Она села напротив него.
— А коли я уже старый, извини, начну прямо с замечания тебе, — все с той же улыбкой, но очень серьезно продолжал Шульга. — На то, что я еду на восток и другие наши люди едут на восток, на то ты серчать не должна. Сроку нам немец проклятый не отпустил. Когда-то ты вроде была своя жинка, значит, могу тебе сказать, что он, тот немец проклятый, ударил с Миллерова на Морозовскую — значит, целит на Сталинград; значит, вышел нам в глубокий тыл…
— А нам с этого разве легче? — с тоской сказала она. — Вы ж едете, а мы остаемся…
— Кто же в том виноват? — сказал он, помрачнев. — Мы, семьи, такие, как ваша, — сказал он, вспомнив свою семью, — с начала войны и доси вывозили на восток, и помощь давали, и транспорт. Мало сказать семьи — мы тысячи, десятки тысяч рабочих людей вывезли на Урал, в Сибирь.

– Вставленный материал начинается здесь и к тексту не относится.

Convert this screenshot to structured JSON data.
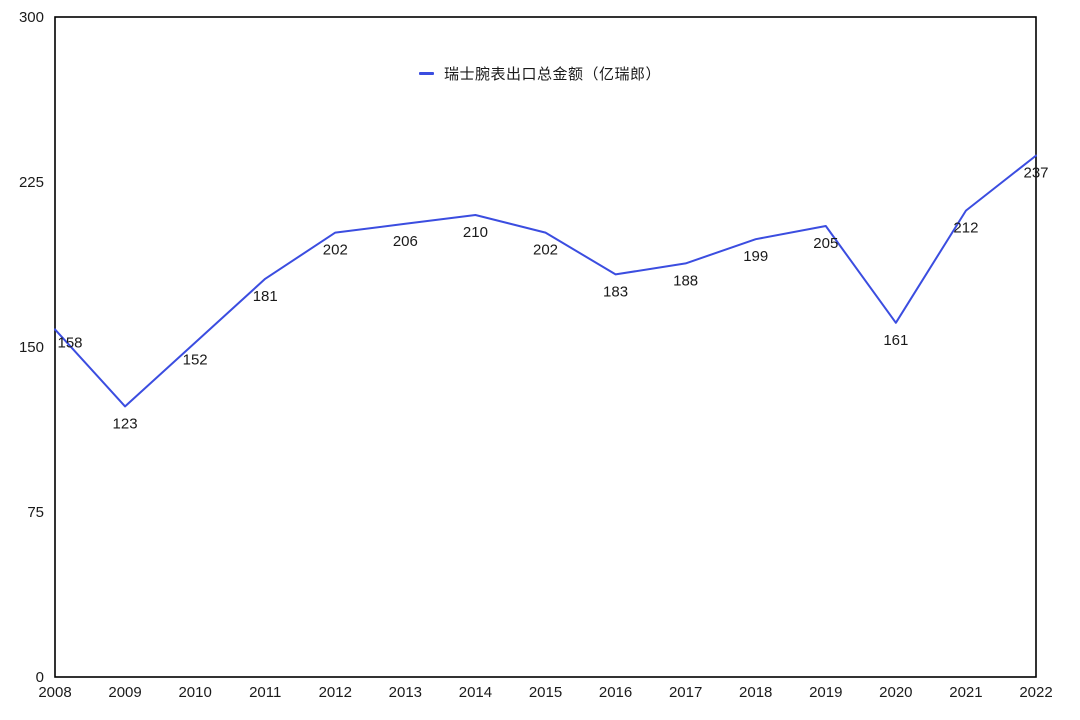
{
  "legend": {
    "label": "瑞士腕表出口总金额（亿瑞郎）"
  },
  "chart_data": {
    "type": "line",
    "categories": [
      "2008",
      "2009",
      "2010",
      "2011",
      "2012",
      "2013",
      "2014",
      "2015",
      "2016",
      "2017",
      "2018",
      "2019",
      "2020",
      "2021",
      "2022"
    ],
    "series": [
      {
        "name": "瑞士腕表出口总金额（亿瑞郎）",
        "color": "#3b4de0",
        "values": [
          158,
          123,
          152,
          181,
          202,
          206,
          210,
          202,
          183,
          188,
          199,
          205,
          161,
          212,
          237
        ]
      }
    ],
    "ylim": [
      0,
      300
    ],
    "yticks": [
      0,
      75,
      150,
      225,
      300
    ],
    "grid": false,
    "data_labels": true,
    "legend_position": "top-center",
    "axis_color": "#000000",
    "text_color": "#1a1a1a"
  }
}
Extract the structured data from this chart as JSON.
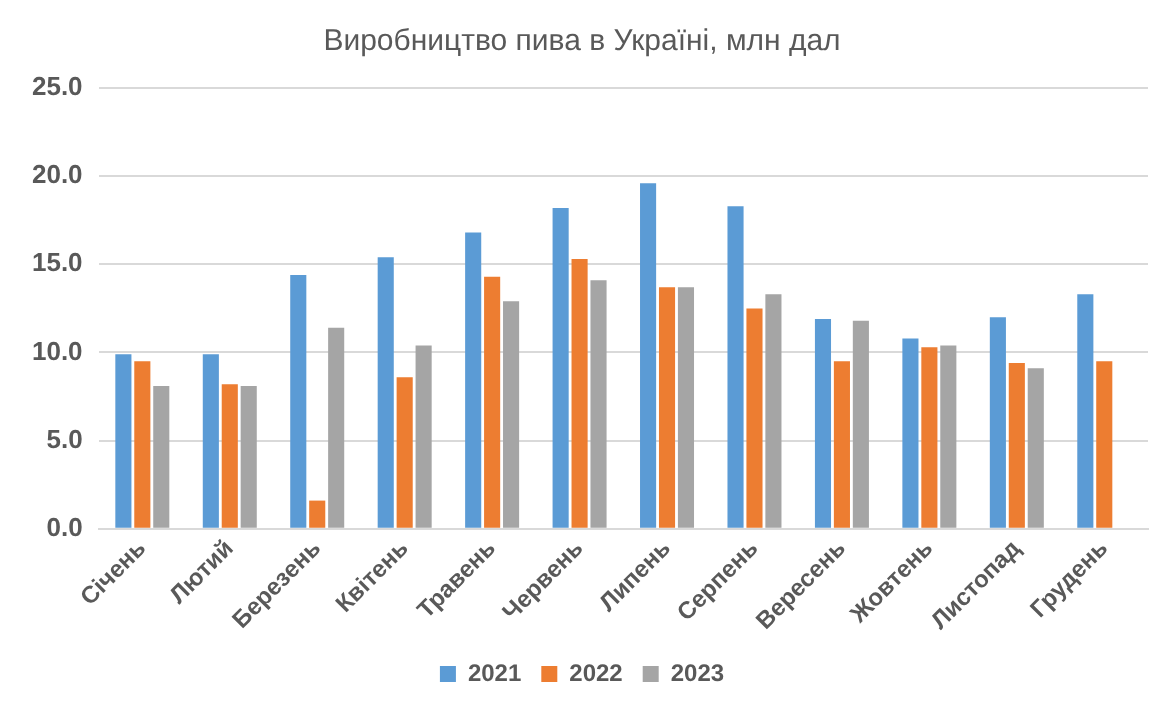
{
  "chart_data": {
    "type": "bar",
    "title": "Виробництво пива в Україні, млн дал",
    "categories": [
      "Січень",
      "Лютий",
      "Березень",
      "Квітень",
      "Травень",
      "Червень",
      "Липень",
      "Серпень",
      "Вересень",
      "Жовтень",
      "Листопад",
      "Грудень"
    ],
    "series": [
      {
        "name": "2021",
        "color": "#5b9bd5",
        "values": [
          9.9,
          9.9,
          14.4,
          15.4,
          16.8,
          18.2,
          19.6,
          18.3,
          11.9,
          10.8,
          12.0,
          13.3
        ]
      },
      {
        "name": "2022",
        "color": "#ed7d31",
        "values": [
          9.5,
          8.2,
          1.6,
          8.6,
          14.3,
          15.3,
          13.7,
          12.5,
          9.5,
          10.3,
          9.4,
          9.5
        ]
      },
      {
        "name": "2023",
        "color": "#a5a5a5",
        "values": [
          8.1,
          8.1,
          11.4,
          10.4,
          12.9,
          14.1,
          13.7,
          13.3,
          11.8,
          10.4,
          9.1,
          null
        ]
      }
    ],
    "ylim": [
      0,
      25
    ],
    "yticks": [
      {
        "value": 0,
        "label": "0.0"
      },
      {
        "value": 5,
        "label": "5.0"
      },
      {
        "value": 10,
        "label": "10.0"
      },
      {
        "value": 15,
        "label": "15.0"
      },
      {
        "value": 20,
        "label": "20.0"
      },
      {
        "value": 25,
        "label": "25.0"
      }
    ],
    "grid": "y",
    "legend": "bottom"
  }
}
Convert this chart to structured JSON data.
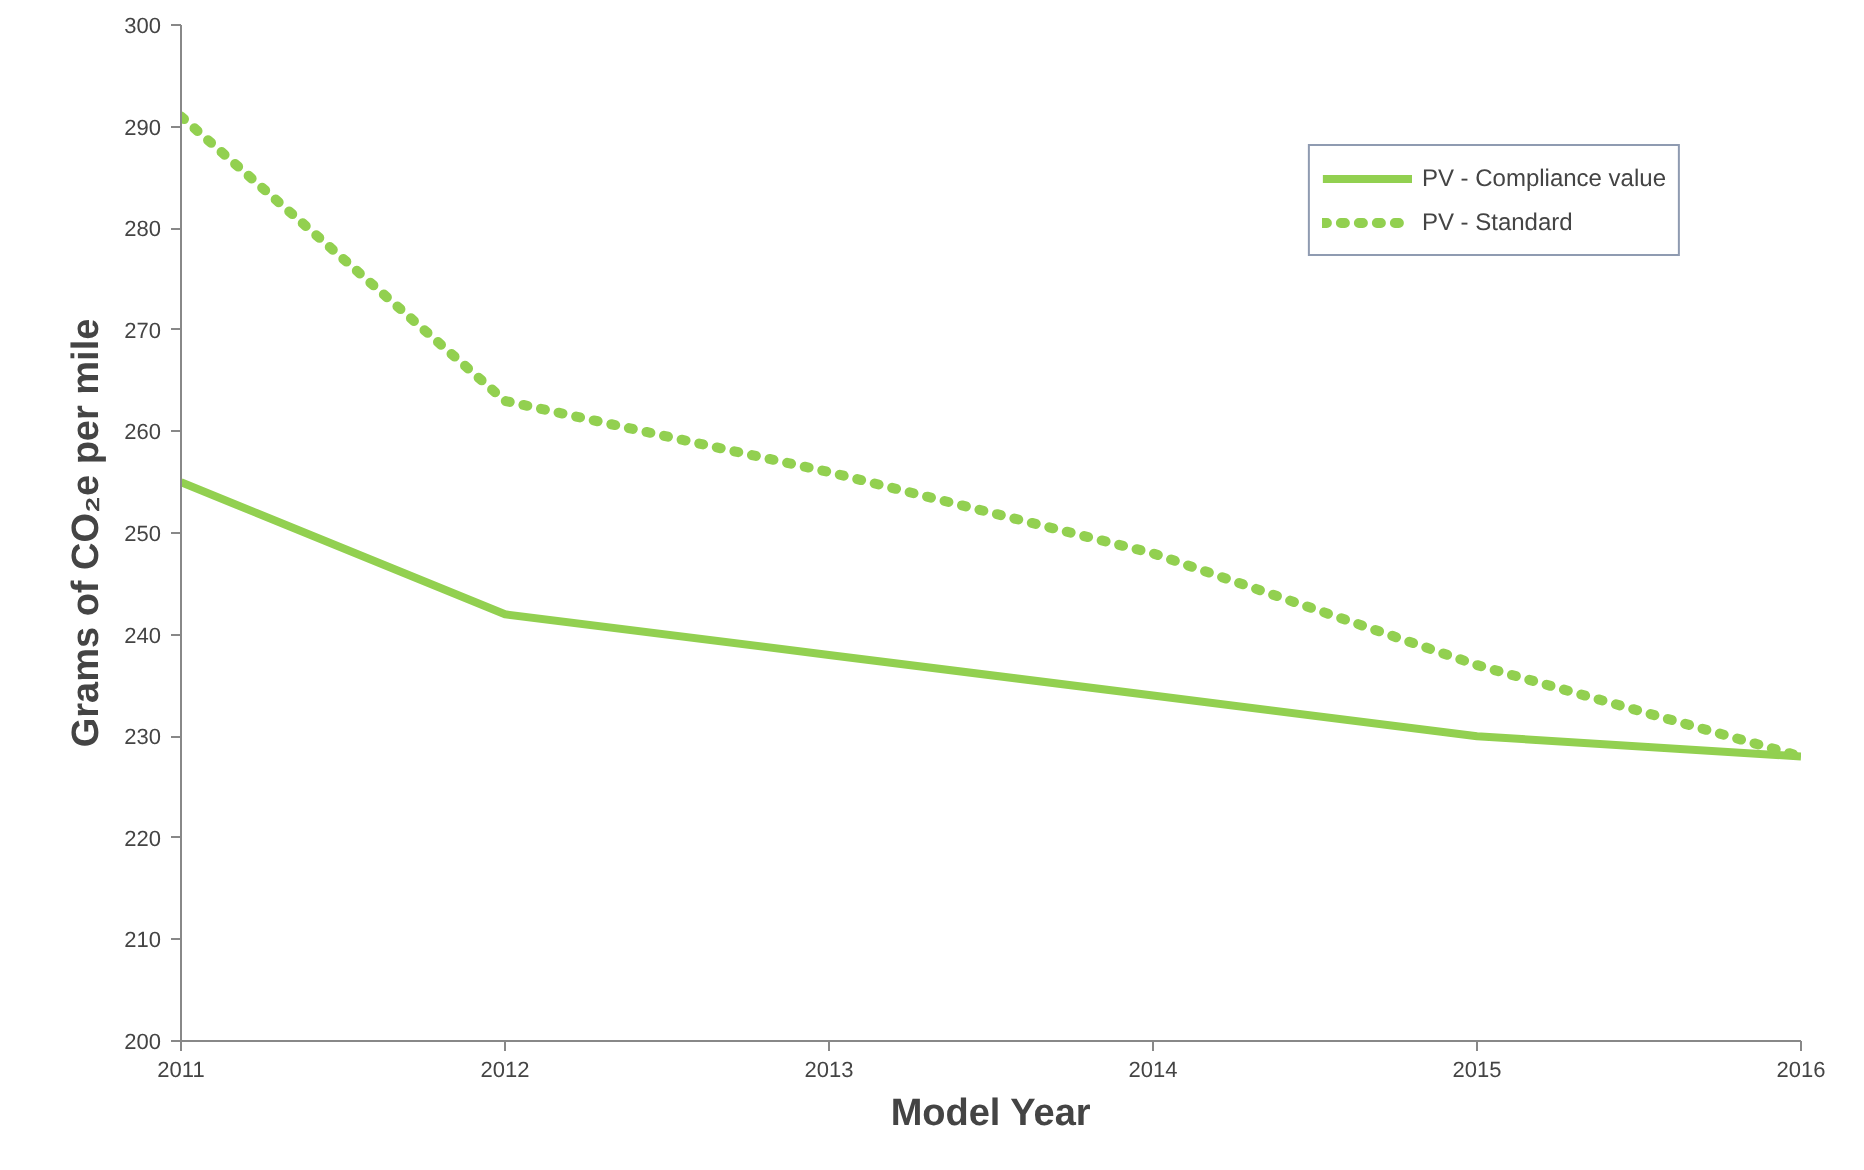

Чего ж вы в свое время не ехали? — спросил Матвей Костиевич со все более возникавшим в нем горьким чувством.
Она молчала, и в том, как она сидела, неподвижно, прямо, точно прислушиваясь к тому, что происходило в другой комнате, через переднюю, чувствовалось, что она плохо слушает его. И сам он невольно стал прислушиваться к тому, что происходит в той комнате.
Оттуда доносились только редкие тихие звуки голосов, и нельзя было понять, что там происходит.